In Game II, Kentucky Coach John Calipari got the grit and fight he found lacking in Game I. No coincidence that freshman Isaiah Briscoe sat out Game I and played in Game II.
“We got better ... from last game to this game,” Calipari said after UK beat New Jersey Institute of Technology on Saturday night. “Now, part of it was Isaiah, no question.”
Briscoe, who sat out Friday night’s victory over Albany because of a bruised knee, delivered a bruising performance against NJIT. Coming off the bench, he scored 11 points and grabbed 12 rebounds, the latter the most by a UK guard since Ramel Bradley got 12 against Georgia on Feb. 19, 2008.
No Kentucky guard has grabbed more rebounds in a game since Rajon Rondo had 19 against Iowa on Nov. 21, 2005.
“I’m a rebounder,” said Briscoe, who comes across as refreshingly unaffected in interviews. “I like to rebound. That (doesn’t) surprise me.”
Fellow freshman Skal Labissiere also wasn’t surprised.
“You go up for a rebound, here’s Isaiah coming and snatching it from whoever,” Labissiere said. “Twelve rebounds from his position. I think that’s legit.”
Briscoe’s go-get-’em attitude about rebounding is, in part, a product of UK practices. Calipari punishes players with extra sprints when no one asserts himself and goes after a rebound.
“Coach always says, ‘It doesn’t matter who you snag it from,’” Briscoe said. “I don’t pay attention when I go get the rebound. I just know the ball’s in the air.”
Calipari has touted Briscoe’s toughness in the pre-season. It was not on display against Albany because Briscoe bumped knees with Dominique Hawkins. That caused him to sit out two practices and the opening game.
Briscoe embraces the tough guy role.
“That’s what coach speaks about when I’m on the floor,” he said. “While I’m out there, I’m just trying to win. I’m diving on the floor, trying to get loose balls and rebound.”
Briscoe traced his toughness to growing up in Union, N.J.
“East Coast,” he said. “I’m the youngest in my family. So, growing up, I always had to prove myself with everything in the house.”
I don’t pay attention when I go get the rebound. I just know the ball’s in the air
NJIT Coach Jim Engles was familiar with Briscoe from watching him play on the AAU circuit. So he knew Briscoe’s ability to play would present an added challenge for his team.
“When I saw him warming up, I was a little disappointed, to be honest with you,” Engles said. “I know he’s a really good player. ... He did some nice things, made some shots, rebounded. So he’s a very big complement to the rest of the guys.”
Calipari and players credited Briscoe with sparking Kentucky in the victory over NJIT. Kentucky started slowly, trailing throughout the first 10 minutes. Briscoe came off the bench and seemed to bring new life to the UK team.

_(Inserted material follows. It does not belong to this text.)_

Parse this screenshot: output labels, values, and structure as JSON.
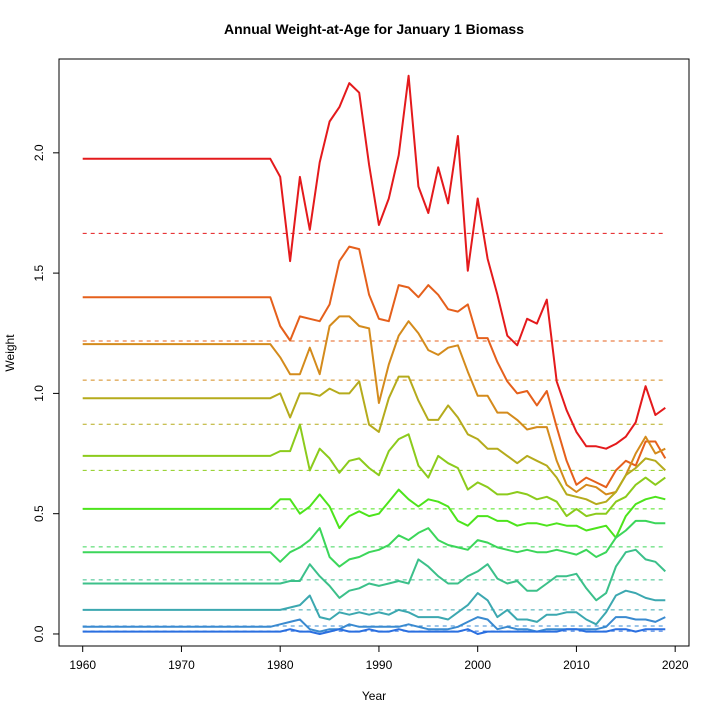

When asked how much credit Briscoe deserved for UK’s victory, Labissiere said, “Oh, a lot. Because of his energy. ... He’s a bulldog.”

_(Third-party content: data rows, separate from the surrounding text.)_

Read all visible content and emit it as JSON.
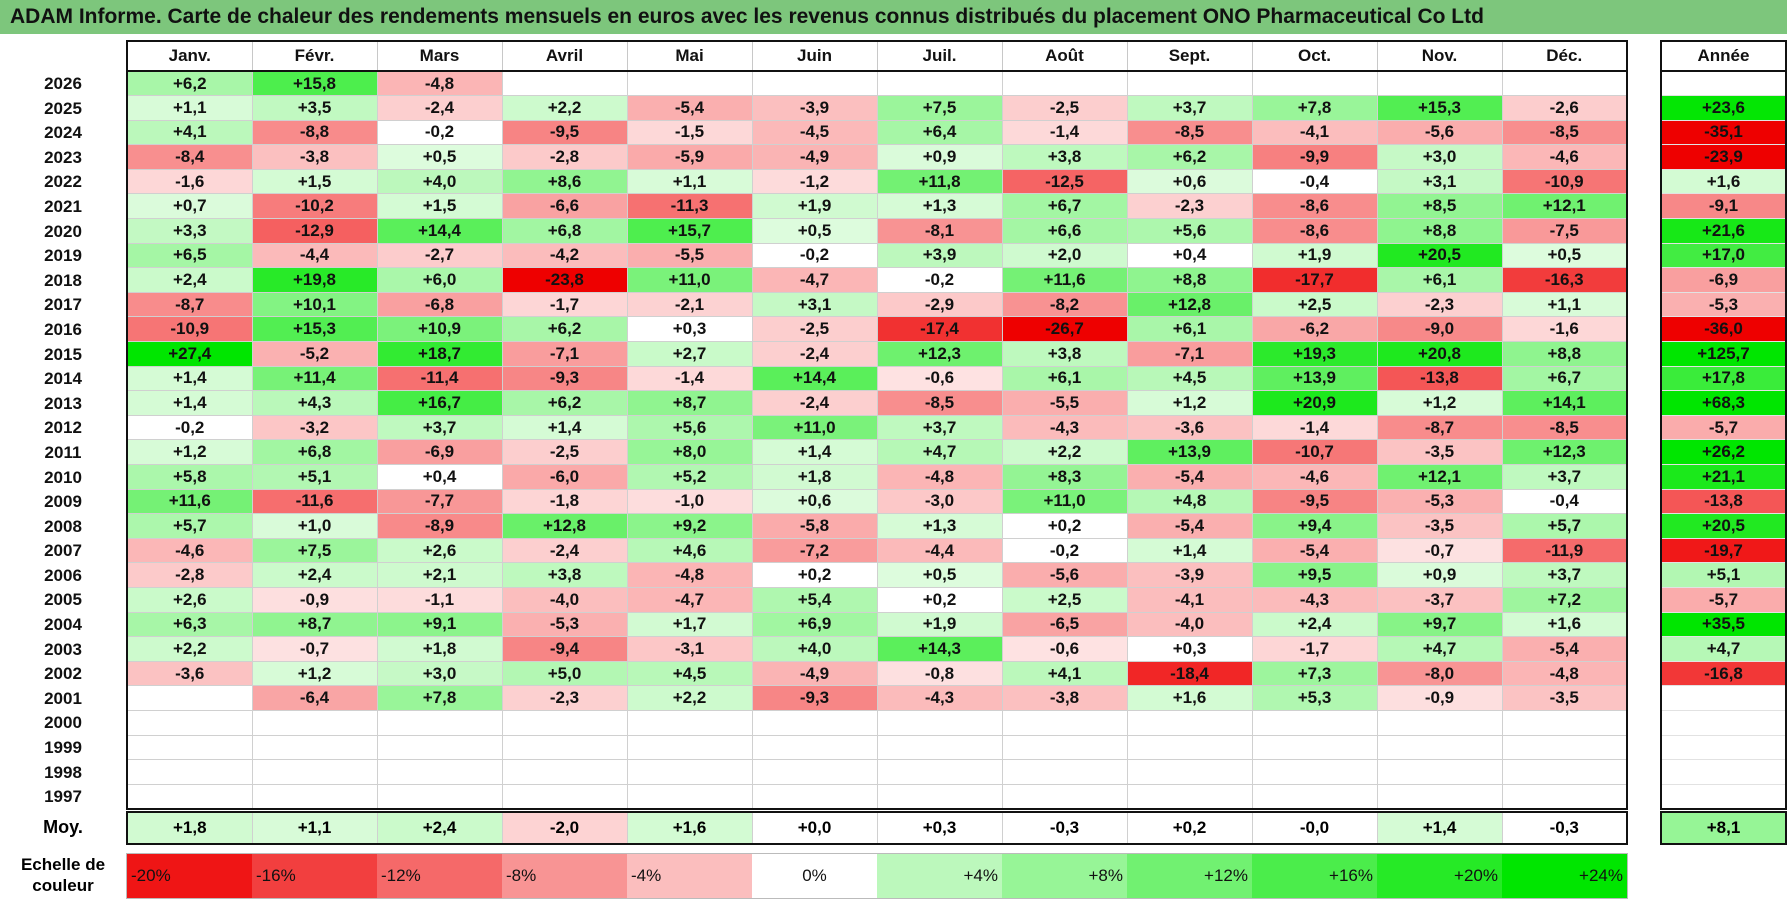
{
  "title": "ADAM Informe. Carte de chaleur des rendements mensuels en euros avec les revenus connus distribués du placement ONO Pharmaceutical Co Ltd",
  "chart_data": {
    "type": "heatmap",
    "title": "ADAM Informe. Carte de chaleur des rendements mensuels en euros avec les revenus connus distribués du placement ONO Pharmaceutical Co Ltd",
    "months": [
      "Janv.",
      "Févr.",
      "Mars",
      "Avril",
      "Mai",
      "Juin",
      "Juil.",
      "Août",
      "Sept.",
      "Oct.",
      "Nov.",
      "Déc."
    ],
    "annual_header": "Année",
    "years": [
      "2026",
      "2025",
      "2024",
      "2023",
      "2022",
      "2021",
      "2020",
      "2019",
      "2018",
      "2017",
      "2016",
      "2015",
      "2014",
      "2013",
      "2012",
      "2011",
      "2010",
      "2009",
      "2008",
      "2007",
      "2006",
      "2005",
      "2004",
      "2003",
      "2002",
      "2001",
      "2000",
      "1999",
      "1998",
      "1997"
    ],
    "values": [
      [
        "+6,2",
        "+15,8",
        "-4,8",
        "",
        "",
        "",
        "",
        "",
        "",
        "",
        "",
        ""
      ],
      [
        "+1,1",
        "+3,5",
        "-2,4",
        "+2,2",
        "-5,4",
        "-3,9",
        "+7,5",
        "-2,5",
        "+3,7",
        "+7,8",
        "+15,3",
        "-2,6"
      ],
      [
        "+4,1",
        "-8,8",
        "-0,2",
        "-9,5",
        "-1,5",
        "-4,5",
        "+6,4",
        "-1,4",
        "-8,5",
        "-4,1",
        "-5,6",
        "-8,5"
      ],
      [
        "-8,4",
        "-3,8",
        "+0,5",
        "-2,8",
        "-5,9",
        "-4,9",
        "+0,9",
        "+3,8",
        "+6,2",
        "-9,9",
        "+3,0",
        "-4,6"
      ],
      [
        "-1,6",
        "+1,5",
        "+4,0",
        "+8,6",
        "+1,1",
        "-1,2",
        "+11,8",
        "-12,5",
        "+0,6",
        "-0,4",
        "+3,1",
        "-10,9"
      ],
      [
        "+0,7",
        "-10,2",
        "+1,5",
        "-6,6",
        "-11,3",
        "+1,9",
        "+1,3",
        "+6,7",
        "-2,3",
        "-8,6",
        "+8,5",
        "+12,1"
      ],
      [
        "+3,3",
        "-12,9",
        "+14,4",
        "+6,8",
        "+15,7",
        "+0,5",
        "-8,1",
        "+6,6",
        "+5,6",
        "-8,6",
        "+8,8",
        "-7,5"
      ],
      [
        "+6,5",
        "-4,4",
        "-2,7",
        "-4,2",
        "-5,5",
        "-0,2",
        "+3,9",
        "+2,0",
        "+0,4",
        "+1,9",
        "+20,5",
        "+0,5"
      ],
      [
        "+2,4",
        "+19,8",
        "+6,0",
        "-23,8",
        "+11,0",
        "-4,7",
        "-0,2",
        "+11,6",
        "+8,8",
        "-17,7",
        "+6,1",
        "-16,3"
      ],
      [
        "-8,7",
        "+10,1",
        "-6,8",
        "-1,7",
        "-2,1",
        "+3,1",
        "-2,9",
        "-8,2",
        "+12,8",
        "+2,5",
        "-2,3",
        "+1,1"
      ],
      [
        "-10,9",
        "+15,3",
        "+10,9",
        "+6,2",
        "+0,3",
        "-2,5",
        "-17,4",
        "-26,7",
        "+6,1",
        "-6,2",
        "-9,0",
        "-1,6"
      ],
      [
        "+27,4",
        "-5,2",
        "+18,7",
        "-7,1",
        "+2,7",
        "-2,4",
        "+12,3",
        "+3,8",
        "-7,1",
        "+19,3",
        "+20,8",
        "+8,8"
      ],
      [
        "+1,4",
        "+11,4",
        "-11,4",
        "-9,3",
        "-1,4",
        "+14,4",
        "-0,6",
        "+6,1",
        "+4,5",
        "+13,9",
        "-13,8",
        "+6,7"
      ],
      [
        "+1,4",
        "+4,3",
        "+16,7",
        "+6,2",
        "+8,7",
        "-2,4",
        "-8,5",
        "-5,5",
        "+1,2",
        "+20,9",
        "+1,2",
        "+14,1"
      ],
      [
        "-0,2",
        "-3,2",
        "+3,7",
        "+1,4",
        "+5,6",
        "+11,0",
        "+3,7",
        "-4,3",
        "-3,6",
        "-1,4",
        "-8,7",
        "-8,5"
      ],
      [
        "+1,2",
        "+6,8",
        "-6,9",
        "-2,5",
        "+8,0",
        "+1,4",
        "+4,7",
        "+2,2",
        "+13,9",
        "-10,7",
        "-3,5",
        "+12,3"
      ],
      [
        "+5,8",
        "+5,1",
        "+0,4",
        "-6,0",
        "+5,2",
        "+1,8",
        "-4,8",
        "+8,3",
        "-5,4",
        "-4,6",
        "+12,1",
        "+3,7"
      ],
      [
        "+11,6",
        "-11,6",
        "-7,7",
        "-1,8",
        "-1,0",
        "+0,6",
        "-3,0",
        "+11,0",
        "+4,8",
        "-9,5",
        "-5,3",
        "-0,4"
      ],
      [
        "+5,7",
        "+1,0",
        "-8,9",
        "+12,8",
        "+9,2",
        "-5,8",
        "+1,3",
        "+0,2",
        "-5,4",
        "+9,4",
        "-3,5",
        "+5,7"
      ],
      [
        "-4,6",
        "+7,5",
        "+2,6",
        "-2,4",
        "+4,6",
        "-7,2",
        "-4,4",
        "-0,2",
        "+1,4",
        "-5,4",
        "-0,7",
        "-11,9"
      ],
      [
        "-2,8",
        "+2,4",
        "+2,1",
        "+3,8",
        "-4,8",
        "+0,2",
        "+0,5",
        "-5,6",
        "-3,9",
        "+9,5",
        "+0,9",
        "+3,7"
      ],
      [
        "+2,6",
        "-0,9",
        "-1,1",
        "-4,0",
        "-4,7",
        "+5,4",
        "+0,2",
        "+2,5",
        "-4,1",
        "-4,3",
        "-3,7",
        "+7,2"
      ],
      [
        "+6,3",
        "+8,7",
        "+9,1",
        "-5,3",
        "+1,7",
        "+6,9",
        "+1,9",
        "-6,5",
        "-4,0",
        "+2,4",
        "+9,7",
        "+1,6"
      ],
      [
        "+2,2",
        "-0,7",
        "+1,8",
        "-9,4",
        "-3,1",
        "+4,0",
        "+14,3",
        "-0,6",
        "+0,3",
        "-1,7",
        "+4,7",
        "-5,4"
      ],
      [
        "-3,6",
        "+1,2",
        "+3,0",
        "+5,0",
        "+4,5",
        "-4,9",
        "-0,8",
        "+4,1",
        "-18,4",
        "+7,3",
        "-8,0",
        "-4,8"
      ],
      [
        "",
        "-6,4",
        "+7,8",
        "-2,3",
        "+2,2",
        "-9,3",
        "-4,3",
        "-3,8",
        "+1,6",
        "+5,3",
        "-0,9",
        "-3,5"
      ],
      [
        "",
        "",
        "",
        "",
        "",
        "",
        "",
        "",
        "",
        "",
        "",
        ""
      ],
      [
        "",
        "",
        "",
        "",
        "",
        "",
        "",
        "",
        "",
        "",
        "",
        ""
      ],
      [
        "",
        "",
        "",
        "",
        "",
        "",
        "",
        "",
        "",
        "",
        "",
        ""
      ],
      [
        "",
        "",
        "",
        "",
        "",
        "",
        "",
        "",
        "",
        "",
        "",
        ""
      ]
    ],
    "annual": [
      "",
      "+23,6",
      "-35,1",
      "-23,9",
      "+1,6",
      "-9,1",
      "+21,6",
      "+17,0",
      "-6,9",
      "-5,3",
      "-36,0",
      "+125,7",
      "+17,8",
      "+68,3",
      "-5,7",
      "+26,2",
      "+21,1",
      "-13,8",
      "+20,5",
      "-19,7",
      "+5,1",
      "-5,7",
      "+35,5",
      "+4,7",
      "-16,8",
      "",
      "",
      "",
      "",
      ""
    ],
    "average_label": "Moy.",
    "averages": [
      "+1,8",
      "+1,1",
      "+2,4",
      "-2,0",
      "+1,6",
      "+0,0",
      "+0,3",
      "-0,3",
      "+0,2",
      "-0,0",
      "+1,4",
      "-0,3"
    ],
    "annual_average": "+8,1",
    "scale_label": "Echelle de couleur",
    "scale": [
      "-20%",
      "-16%",
      "-12%",
      "-8%",
      "-4%",
      "0%",
      "+4%",
      "+8%",
      "+12%",
      "+16%",
      "+20%",
      "+24%"
    ],
    "scale_values": [
      -20,
      -16,
      -12,
      -8,
      -4,
      0,
      4,
      8,
      12,
      16,
      20,
      24
    ]
  }
}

Teammate Alex Poythress agreed.
“He sparked it a lot,” he said of Briscoe. “He’s tough. He’s going to get rebounds (and) defend. That’s what we need. We need a defender out there.”
Calipari suggested that Briscoe brings qualities to the team that can’t be easily found in a boxscore: toughness, grit, competitiveness.
“He has a winning attitude,” the UK coach said. “He’s going to do what it takes. He’s going to play to win. ...
“He and Jamal (Murray) are perfect partners on the court. Jamal can do stuff that he can’t do. He does stuff that Jamal can’t do.”
Calipari felt so good, he could joke about a topic that irritated him in Friday’s opener.
“And they do one thing pretty well: turn it over,” the UK coach said. “They had seven between them. They both turned it over.”
Willis: ‘I want to play’
After two games, Derek Willis has matched his point total from all of last season. His 11 points against NJIT raised his two-game total to 25. That’s how many points he scored last season. He needs 16 more to match his career total.
“Derek went in and went crazy,” Calipari said. “Derek was good again.”
Calipari lauded Willis’ restraint. More than once, Willis blocked a shot, then found himself in transition with the ball. Rather than try to be a playmaker, he got the ball to a guard and got it back in position to score, Calipari said.
“I’ll say this, he wants to play,” Calipari said. “He wants to play. He came up and told me, ‘I want to play, coach.’ He’s not here like wanting to sit. ... You know what? He’s earning the time himself. I’m not giving it to him.”